Anonymous History as Methodology: The Collaborations of Siegfried Giedion, Jaqueline Tyrwhitt, and the Explorations Group (1951-53)


The influence of architectural theory on the development of media studies has been largely overlooked (Pallasmaa 1996, Cavell 2002, Marchessault 2005). This paper belongs to a project to excavate the vital collaborations and experiments that developed during the landmark interdisciplinary Explorations Seminar held at the University of Toronto (1951-53). Funded by a Ford grant, the weekly seminar was organized by the little known English professor Marshall McLuhan, urban planner Jaqueline Tyrwhitt and anthropologist Edmund Carpenter. Their aim was to develop interdisciplinary methodologies using a ‘field’ approach to discern the new grammars and environments created by electronic communications technologies (with an emphasis on film, television, radio and computers). In a letter to his colleague in Political Science, Harold Innis, McLuhan noted the central inspiration for this “experiment in communication”: Siegfried Giedion’s two classics Space, Time and Architecture (1941) and Mechanization Takes Command (1948). (Letters 222)

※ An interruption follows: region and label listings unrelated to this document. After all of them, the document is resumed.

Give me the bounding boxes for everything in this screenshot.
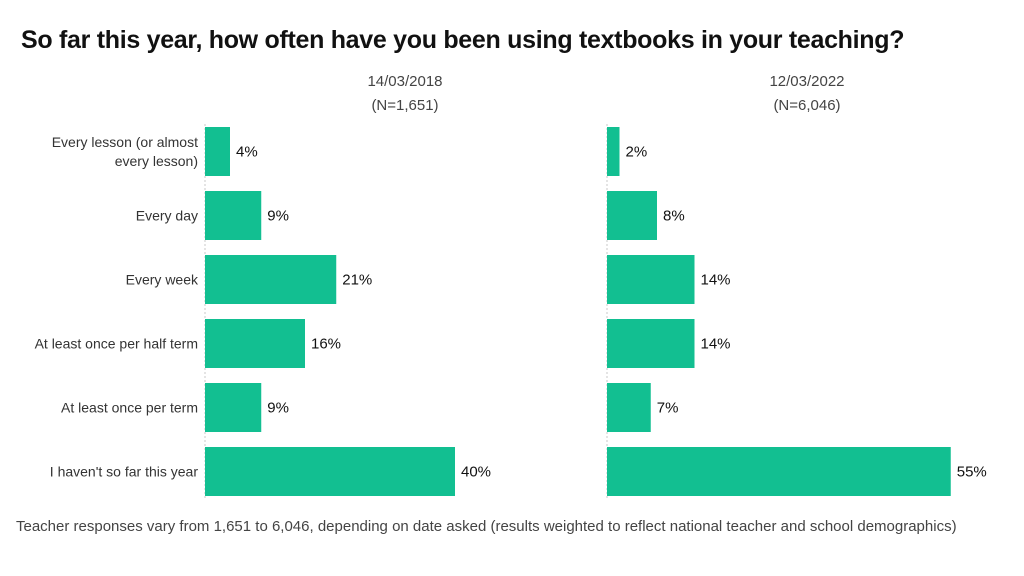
panel-header-2018: 14/03/2018 (N=1,651) — [305, 70, 505, 118]
footnote: Teacher responses vary from 1,651 to 6,0… — [16, 518, 957, 535]
bar — [607, 255, 695, 304]
data-label: 21% — [342, 272, 372, 289]
category-label: At least once per half term — [35, 336, 198, 352]
panel-date: 12/03/2022 — [769, 73, 845, 90]
bar — [607, 191, 657, 240]
bar — [205, 255, 337, 304]
data-label: 9% — [267, 400, 289, 417]
panel-sample-size: (N=6,046) — [773, 97, 841, 114]
category-label: Every day — [136, 208, 198, 224]
category-label: Every week — [126, 272, 199, 288]
data-label: 16% — [311, 336, 341, 353]
data-label: 55% — [957, 464, 987, 481]
panel-date: 14/03/2018 — [367, 73, 443, 90]
panel-sample-size: (N=1,651) — [371, 97, 439, 114]
category-label: Every lesson (or almost every lesson) — [52, 134, 198, 169]
data-label: 14% — [701, 272, 731, 289]
data-label: 14% — [701, 336, 731, 353]
bar — [205, 319, 305, 368]
bar — [205, 191, 262, 240]
data-label: 40% — [461, 464, 491, 481]
bar — [205, 447, 455, 496]
data-label: 4% — [236, 144, 258, 161]
bar — [607, 383, 651, 432]
data-label: 8% — [663, 208, 685, 225]
data-label: 9% — [267, 208, 289, 225]
category-label: I haven't so far this year — [50, 464, 199, 480]
panel-header-2022: 12/03/2022 (N=6,046) — [707, 70, 907, 118]
category-label: At least once per term — [61, 400, 198, 416]
bar — [607, 127, 620, 176]
data-label: 7% — [657, 400, 679, 417]
chart-title: So far this year, how often have you bee… — [21, 26, 905, 54]
data-label: 2% — [626, 144, 648, 161]
bar — [607, 319, 695, 368]
bar — [607, 447, 951, 496]
bar — [205, 127, 230, 176]
bar — [205, 383, 262, 432]
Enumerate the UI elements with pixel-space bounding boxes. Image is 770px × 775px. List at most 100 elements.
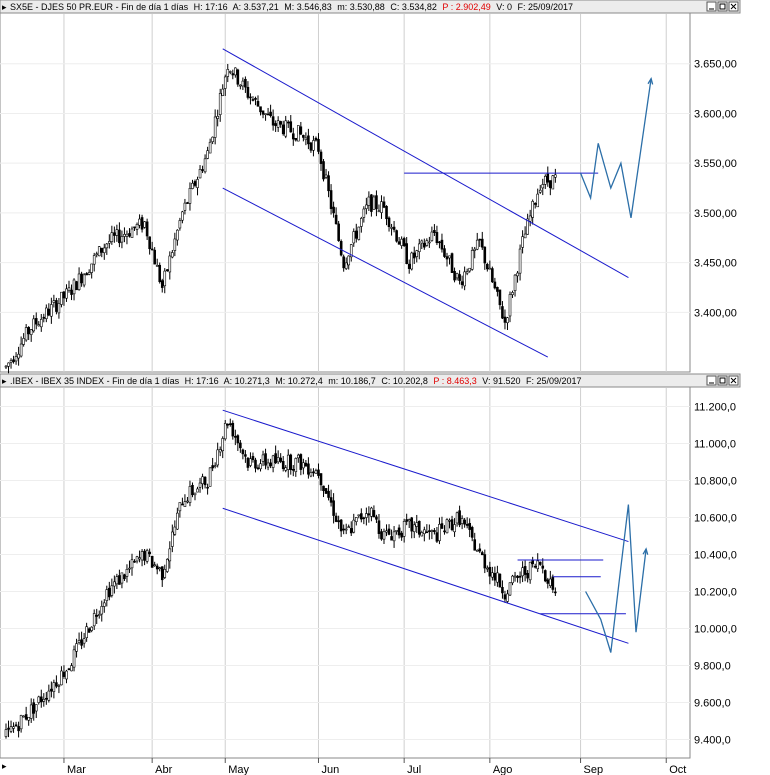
sx5e-candle-body (543, 176, 547, 185)
sx5e-y-tick-label: 3.500,00 (694, 208, 737, 220)
ibex-candle-body (317, 469, 320, 476)
ibex-candle-body (160, 566, 164, 581)
minimize-button[interactable] (706, 1, 717, 12)
sx5e-candle-body (158, 264, 162, 283)
ibex-projection-arrowhead (642, 547, 649, 555)
ibex-candle-body (498, 573, 502, 588)
sx5e-candle-body (186, 202, 189, 204)
ibex-candle-body (279, 457, 282, 462)
sx5e-candle-body (513, 274, 517, 291)
minimize-button[interactable] (706, 375, 717, 386)
sx5e-candle-body (140, 217, 144, 230)
ibex-candle-body (191, 484, 194, 496)
ibex-candle-body (327, 490, 330, 498)
sx5e-y-tick-label: 3.450,00 (694, 258, 737, 270)
ibex-candle-body (213, 465, 217, 468)
sx5e-candle-body (228, 71, 232, 73)
ibex-candle-body (226, 423, 230, 426)
maximize-icon (719, 3, 726, 10)
ibex-candle-body (128, 567, 131, 570)
sx5e-candle-body (80, 273, 83, 284)
ibex-candle-body (291, 469, 295, 471)
sx5e-candle-body (276, 120, 280, 128)
sx5e-candle-body (549, 180, 552, 189)
sx5e-candle-body (367, 196, 371, 206)
sx5e-candle-body (90, 263, 93, 273)
sx5e-candle-body (286, 121, 290, 124)
ibex-candle-body (332, 500, 335, 516)
sx5e-candle-body (153, 249, 156, 265)
ibex-candle-body (39, 696, 43, 703)
ibex-candle-body (85, 626, 88, 639)
ibex-candle-body (334, 515, 338, 522)
maximize-button[interactable] (717, 1, 728, 12)
sx5e-candle-body (24, 327, 28, 341)
sx5e-candle-body (201, 169, 204, 171)
sx5e-candle-body (130, 228, 134, 238)
ibex-candle-body (503, 594, 507, 600)
ibex-candle-body (551, 576, 555, 590)
ibex-candle-body (181, 503, 184, 506)
ibex-candle-body (37, 696, 41, 703)
sx5e-candle-body (279, 121, 282, 125)
ibex-channel-line (222, 507, 629, 644)
ibex-candle-body (274, 453, 277, 464)
sx5e-candle-body (428, 241, 431, 244)
ibex-candle-body (491, 572, 494, 578)
ibex-candle-body (155, 565, 159, 570)
ibex-candle-body (382, 531, 386, 540)
ibex-candle-body (95, 615, 99, 617)
ibex-candle-body (145, 550, 149, 562)
sx5e-candle-body (458, 274, 461, 281)
sx5e-candle-body (223, 76, 227, 89)
sx5e-candle-body (17, 353, 20, 359)
sx5e-candle-body (171, 252, 174, 258)
sx5e-candle-body (281, 124, 285, 135)
ibex-candle-body (455, 512, 459, 524)
sx5e-candle-body (508, 294, 512, 317)
sx5e-candle-body (95, 253, 99, 256)
sx5e-candle-body (284, 120, 288, 137)
sx5e-candle-body (37, 324, 41, 327)
sx5e-candle-body (55, 300, 58, 312)
ibex-candle-body (244, 454, 247, 457)
sx5e-candle-body (385, 205, 388, 220)
x-axis-scroll-icon[interactable]: ▸ (2, 761, 7, 771)
ibex-candle-body (410, 517, 414, 532)
ibex-candle-body (302, 462, 305, 469)
sx5e-candle-body (541, 184, 545, 189)
ibex-candle-body (57, 685, 61, 687)
sx5e-candle-body (269, 111, 272, 117)
maximize-button[interactable] (717, 375, 728, 386)
ibex-candle-body (234, 436, 237, 438)
sx5e-candle-body (463, 271, 466, 287)
ibex-candle-body (42, 699, 46, 702)
sx5e-candle-body (342, 256, 345, 269)
ibex-candle-body (506, 593, 509, 602)
ibex-candle-body (372, 510, 376, 518)
sx5e-candle-body (128, 233, 131, 237)
sx5e-candle-body (19, 343, 23, 357)
sx5e-candle-body (362, 208, 366, 218)
sx5e-candle-body (496, 287, 499, 292)
ibex-candle-body (22, 715, 25, 718)
ibex-candle-body (4, 729, 8, 737)
sx5e-candle-body (475, 239, 479, 250)
sx5e-candle-body (344, 262, 348, 269)
sx5e-y-tick-label: 3.650,00 (694, 59, 737, 71)
sx5e-candle-body (470, 250, 474, 270)
sx5e-candle-body (498, 289, 502, 306)
sx5e-candle-body (324, 174, 328, 178)
ibex-candle-body (347, 526, 351, 529)
ibex-candle-body (475, 550, 479, 552)
ibex-candle-body (102, 602, 106, 607)
sx5e-candle-body (27, 327, 30, 335)
ibex-candle-body (183, 501, 187, 507)
sx5e-candle-body (347, 255, 351, 266)
ibex-candle-body (27, 716, 30, 721)
ibex-candle-body (165, 559, 169, 572)
sx5e-candle-body (249, 96, 252, 99)
sx5e-candle-body (234, 67, 237, 76)
ibex-candle-body (276, 457, 280, 463)
sx5e-candle-body (372, 196, 376, 210)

This paper addresses Giedion’s influences on and collaborations with the Explorations Group, which included over twenty participants, mostly from North America. How did a particular methodology grow out of the seminar, using the environment and architecture as the framework for discerning the effects of media? In all his historical studies of architecture and everyday life, Giedion was committed to crossing the boundaries between science, technology and art as a means to engage with history as a living process of “manifold relations” (1948: 3). His ideas were familiar to McLuhan through Tyrwhitt who served as translator and editor of many of Giedion’s writings. Tyrwhitt developed her own approach to the communications media, seeing them as living spaces deeply connected to place. She saw the city, live television and urban places as laboratories for social and cultural transformation, and worked with Jane Jacobs to stop several destructive development projects in Toronto. Our paper seeks to redress the lack of recognition her important work has received in media and architectural studies.
This paper is based on a close examination of Giedion’s works, the Explorations Group’s papers and journal Explorations (1953-59) and original archival research into Tyrwhitt’s papers.